Intersections of Education for All and the Convention on the Rights of Persons with Disabilities: Explaining the Conflicting International Cadences of Inclusive Schooling
DOI:
https://doi.org/10.53308/ide.v2i2.190Keywords:
Education for All, Convention on the Rights of Persons with Disabilities, international educational governance, inclusive schooling, marginalization, disability.Abstract
Intersections of Education for All and the Convention on the Rights of Persons with Disabilities: Explaining the conflicting international cadences of inclusive schooling): Education for All (EFA) was encapsulated in a series of UN summits and conventions throughout the 1990s. In 2000, governments around the world adopted the Dakar Framework that addressed education for both development and the eradication of poverty. In 2006, changes in the global landscape for those with disabilities emerged with the Convention on the Rights of Persons with Disabilities (CRPD). Although the cadences differ, both the CRPD and EFA clearly identify inclusive education as one of the key strategies to address issues of marginalization and exclusion. Yet only 2 to 3 percent of those with disabilities go to school and, in the vast majority of education systems around the world, inclusive schooling remains extremely limited, if not non-existent.

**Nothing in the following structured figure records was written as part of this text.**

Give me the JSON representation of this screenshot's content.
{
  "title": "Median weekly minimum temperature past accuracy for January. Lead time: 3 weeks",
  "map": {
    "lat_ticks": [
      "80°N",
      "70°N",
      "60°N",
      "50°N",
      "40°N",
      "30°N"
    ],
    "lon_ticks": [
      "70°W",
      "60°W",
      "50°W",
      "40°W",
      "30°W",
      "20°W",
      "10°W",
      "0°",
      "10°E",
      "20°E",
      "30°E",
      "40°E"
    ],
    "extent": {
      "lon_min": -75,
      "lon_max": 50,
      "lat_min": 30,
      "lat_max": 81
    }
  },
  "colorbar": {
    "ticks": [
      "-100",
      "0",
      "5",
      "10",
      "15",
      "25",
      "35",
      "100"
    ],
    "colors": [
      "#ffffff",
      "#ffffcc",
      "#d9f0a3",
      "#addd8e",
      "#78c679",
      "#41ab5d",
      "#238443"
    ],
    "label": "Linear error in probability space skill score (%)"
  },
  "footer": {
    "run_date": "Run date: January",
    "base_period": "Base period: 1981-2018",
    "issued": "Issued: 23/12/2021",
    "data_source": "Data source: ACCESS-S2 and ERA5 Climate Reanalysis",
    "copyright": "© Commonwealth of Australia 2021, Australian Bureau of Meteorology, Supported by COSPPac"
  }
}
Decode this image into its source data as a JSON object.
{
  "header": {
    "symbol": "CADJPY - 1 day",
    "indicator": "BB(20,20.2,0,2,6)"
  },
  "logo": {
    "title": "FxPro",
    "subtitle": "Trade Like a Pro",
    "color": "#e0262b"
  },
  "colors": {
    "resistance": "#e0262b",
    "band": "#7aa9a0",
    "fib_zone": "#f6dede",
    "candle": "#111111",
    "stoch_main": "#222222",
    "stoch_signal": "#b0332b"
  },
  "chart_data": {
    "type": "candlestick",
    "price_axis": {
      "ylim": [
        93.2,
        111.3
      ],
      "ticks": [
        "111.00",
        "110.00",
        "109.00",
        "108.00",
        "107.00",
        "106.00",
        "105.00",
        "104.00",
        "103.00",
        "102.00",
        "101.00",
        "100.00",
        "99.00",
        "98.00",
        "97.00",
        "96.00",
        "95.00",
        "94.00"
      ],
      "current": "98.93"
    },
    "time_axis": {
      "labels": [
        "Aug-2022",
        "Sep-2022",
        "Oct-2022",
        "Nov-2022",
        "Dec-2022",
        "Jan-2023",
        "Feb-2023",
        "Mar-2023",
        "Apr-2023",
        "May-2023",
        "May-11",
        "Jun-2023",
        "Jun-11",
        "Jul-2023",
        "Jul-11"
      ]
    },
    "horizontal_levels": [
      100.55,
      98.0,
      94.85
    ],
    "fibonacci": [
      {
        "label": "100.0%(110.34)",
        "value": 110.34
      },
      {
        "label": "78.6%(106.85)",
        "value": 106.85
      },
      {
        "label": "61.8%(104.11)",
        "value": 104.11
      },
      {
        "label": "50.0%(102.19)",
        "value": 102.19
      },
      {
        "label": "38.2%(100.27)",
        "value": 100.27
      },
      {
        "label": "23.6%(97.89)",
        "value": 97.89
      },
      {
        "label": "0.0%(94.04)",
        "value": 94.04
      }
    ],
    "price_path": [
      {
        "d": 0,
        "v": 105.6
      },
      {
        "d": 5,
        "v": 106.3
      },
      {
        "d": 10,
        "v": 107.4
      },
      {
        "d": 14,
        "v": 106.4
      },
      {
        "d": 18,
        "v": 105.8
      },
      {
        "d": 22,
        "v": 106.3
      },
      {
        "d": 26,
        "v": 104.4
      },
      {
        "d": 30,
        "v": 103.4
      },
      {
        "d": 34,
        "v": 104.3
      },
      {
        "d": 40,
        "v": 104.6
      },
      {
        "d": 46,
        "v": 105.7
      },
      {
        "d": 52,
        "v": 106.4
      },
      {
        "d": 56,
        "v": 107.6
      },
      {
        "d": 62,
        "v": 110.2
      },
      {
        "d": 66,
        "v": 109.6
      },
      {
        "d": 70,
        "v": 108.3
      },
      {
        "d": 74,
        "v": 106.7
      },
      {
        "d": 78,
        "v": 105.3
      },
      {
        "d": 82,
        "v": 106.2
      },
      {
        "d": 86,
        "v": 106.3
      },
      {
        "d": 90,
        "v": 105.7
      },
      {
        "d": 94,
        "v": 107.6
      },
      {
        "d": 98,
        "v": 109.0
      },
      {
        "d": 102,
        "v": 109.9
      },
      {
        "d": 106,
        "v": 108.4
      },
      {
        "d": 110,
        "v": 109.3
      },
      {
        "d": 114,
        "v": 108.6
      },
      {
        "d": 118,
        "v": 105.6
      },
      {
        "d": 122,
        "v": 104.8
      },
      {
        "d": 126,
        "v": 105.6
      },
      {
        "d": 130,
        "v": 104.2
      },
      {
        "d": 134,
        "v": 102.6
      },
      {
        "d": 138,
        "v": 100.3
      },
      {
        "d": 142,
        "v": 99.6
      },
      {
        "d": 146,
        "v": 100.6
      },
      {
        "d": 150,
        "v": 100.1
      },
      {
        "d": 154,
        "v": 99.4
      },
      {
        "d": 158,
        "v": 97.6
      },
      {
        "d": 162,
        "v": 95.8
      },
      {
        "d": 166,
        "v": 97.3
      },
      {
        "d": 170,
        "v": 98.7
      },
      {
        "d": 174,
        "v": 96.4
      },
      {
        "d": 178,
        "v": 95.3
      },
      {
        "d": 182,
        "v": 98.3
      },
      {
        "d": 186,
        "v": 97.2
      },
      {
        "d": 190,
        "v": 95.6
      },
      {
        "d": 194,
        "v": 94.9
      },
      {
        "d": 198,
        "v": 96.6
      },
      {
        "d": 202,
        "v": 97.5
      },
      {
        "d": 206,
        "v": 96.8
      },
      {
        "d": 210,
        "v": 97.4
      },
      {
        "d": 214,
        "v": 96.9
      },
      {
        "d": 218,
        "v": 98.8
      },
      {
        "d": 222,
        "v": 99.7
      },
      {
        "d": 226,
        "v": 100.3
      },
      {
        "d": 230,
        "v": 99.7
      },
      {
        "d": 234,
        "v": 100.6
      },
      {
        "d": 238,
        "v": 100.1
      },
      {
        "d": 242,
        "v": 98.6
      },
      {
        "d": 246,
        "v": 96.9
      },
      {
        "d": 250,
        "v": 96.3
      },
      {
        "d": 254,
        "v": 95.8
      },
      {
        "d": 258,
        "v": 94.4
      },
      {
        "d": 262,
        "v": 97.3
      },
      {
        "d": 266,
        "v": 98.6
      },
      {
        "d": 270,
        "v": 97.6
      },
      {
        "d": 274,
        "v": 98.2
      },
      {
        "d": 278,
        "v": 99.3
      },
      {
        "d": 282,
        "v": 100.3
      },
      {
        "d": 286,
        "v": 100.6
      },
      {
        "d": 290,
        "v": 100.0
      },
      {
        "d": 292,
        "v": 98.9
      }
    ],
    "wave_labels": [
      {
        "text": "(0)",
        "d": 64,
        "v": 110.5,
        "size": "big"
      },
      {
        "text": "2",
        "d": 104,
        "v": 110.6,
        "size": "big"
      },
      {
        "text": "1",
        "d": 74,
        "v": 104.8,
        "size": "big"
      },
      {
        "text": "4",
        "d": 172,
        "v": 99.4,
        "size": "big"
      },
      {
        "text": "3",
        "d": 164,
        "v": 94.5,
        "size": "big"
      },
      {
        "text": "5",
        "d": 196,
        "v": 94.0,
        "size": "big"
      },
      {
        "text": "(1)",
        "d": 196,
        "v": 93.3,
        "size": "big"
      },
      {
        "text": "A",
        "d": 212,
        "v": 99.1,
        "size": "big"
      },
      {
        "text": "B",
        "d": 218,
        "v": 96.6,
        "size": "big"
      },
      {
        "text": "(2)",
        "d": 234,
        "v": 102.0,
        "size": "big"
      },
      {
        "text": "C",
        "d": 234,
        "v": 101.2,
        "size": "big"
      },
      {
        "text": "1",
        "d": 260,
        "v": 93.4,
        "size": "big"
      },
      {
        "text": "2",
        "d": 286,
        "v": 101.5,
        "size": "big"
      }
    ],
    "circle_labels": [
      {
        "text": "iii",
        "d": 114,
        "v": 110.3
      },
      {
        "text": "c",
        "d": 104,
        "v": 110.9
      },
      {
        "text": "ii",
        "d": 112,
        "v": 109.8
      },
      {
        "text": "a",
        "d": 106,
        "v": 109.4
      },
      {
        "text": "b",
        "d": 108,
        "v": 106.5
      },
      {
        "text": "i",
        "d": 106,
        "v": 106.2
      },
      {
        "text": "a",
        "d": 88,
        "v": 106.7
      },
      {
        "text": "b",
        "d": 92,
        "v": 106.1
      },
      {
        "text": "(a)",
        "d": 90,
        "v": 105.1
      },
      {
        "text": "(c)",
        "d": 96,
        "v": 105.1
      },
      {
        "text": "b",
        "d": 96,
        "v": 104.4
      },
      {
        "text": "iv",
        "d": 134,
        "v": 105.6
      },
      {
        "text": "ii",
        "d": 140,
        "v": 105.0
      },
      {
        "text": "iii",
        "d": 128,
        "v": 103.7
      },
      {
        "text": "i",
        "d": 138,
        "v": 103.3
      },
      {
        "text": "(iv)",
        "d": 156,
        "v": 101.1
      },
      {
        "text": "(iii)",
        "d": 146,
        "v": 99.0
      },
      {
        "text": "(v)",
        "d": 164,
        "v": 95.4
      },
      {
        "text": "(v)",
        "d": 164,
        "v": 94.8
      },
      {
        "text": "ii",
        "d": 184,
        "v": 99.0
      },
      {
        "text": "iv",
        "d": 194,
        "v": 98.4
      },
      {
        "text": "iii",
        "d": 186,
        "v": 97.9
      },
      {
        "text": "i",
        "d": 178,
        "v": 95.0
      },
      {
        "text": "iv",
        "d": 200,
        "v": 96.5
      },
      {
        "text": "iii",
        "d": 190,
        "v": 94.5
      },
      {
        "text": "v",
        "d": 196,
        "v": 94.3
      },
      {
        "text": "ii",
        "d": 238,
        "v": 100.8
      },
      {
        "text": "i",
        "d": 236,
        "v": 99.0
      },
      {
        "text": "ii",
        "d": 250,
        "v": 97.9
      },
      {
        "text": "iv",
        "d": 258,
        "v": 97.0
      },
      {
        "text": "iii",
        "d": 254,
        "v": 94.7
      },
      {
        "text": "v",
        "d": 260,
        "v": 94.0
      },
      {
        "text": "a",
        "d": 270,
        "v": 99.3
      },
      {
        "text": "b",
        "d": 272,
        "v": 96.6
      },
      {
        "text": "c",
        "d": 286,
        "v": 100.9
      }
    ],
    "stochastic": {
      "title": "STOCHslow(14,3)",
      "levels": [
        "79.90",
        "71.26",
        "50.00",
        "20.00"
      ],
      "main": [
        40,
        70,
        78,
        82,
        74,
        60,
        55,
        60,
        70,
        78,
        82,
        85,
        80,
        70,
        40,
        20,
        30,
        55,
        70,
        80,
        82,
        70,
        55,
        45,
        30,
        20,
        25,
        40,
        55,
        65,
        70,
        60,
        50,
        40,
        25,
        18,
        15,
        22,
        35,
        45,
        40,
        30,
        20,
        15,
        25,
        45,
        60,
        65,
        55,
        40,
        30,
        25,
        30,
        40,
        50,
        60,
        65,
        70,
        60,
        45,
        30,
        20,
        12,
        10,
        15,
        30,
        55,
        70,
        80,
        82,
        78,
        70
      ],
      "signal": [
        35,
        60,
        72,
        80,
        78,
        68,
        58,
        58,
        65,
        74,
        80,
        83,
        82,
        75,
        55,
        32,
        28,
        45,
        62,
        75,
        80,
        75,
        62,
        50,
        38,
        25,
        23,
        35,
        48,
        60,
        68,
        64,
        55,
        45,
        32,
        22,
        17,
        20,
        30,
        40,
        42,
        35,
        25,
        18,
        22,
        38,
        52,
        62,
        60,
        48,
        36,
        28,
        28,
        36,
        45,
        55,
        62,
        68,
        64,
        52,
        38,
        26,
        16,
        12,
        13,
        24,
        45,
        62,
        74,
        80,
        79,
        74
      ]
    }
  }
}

This paper centers on the CRPD embedded within the universal policy frameworks of Education for All. It explicitly draws attention to contradictions between the universal EFA and the disability-centric CRPD by assessing aspects such as hard-to-reach children, the invisibility of disabled persons on UNESCO’s statistical maps and in development agendas, and increasing segregation. We conclude that although progress of the CRPD is intimately connected to broad global education governance, the treaty is limited in maintaining an effective, proactive position within policy systems where it has constricted formal authority and financing.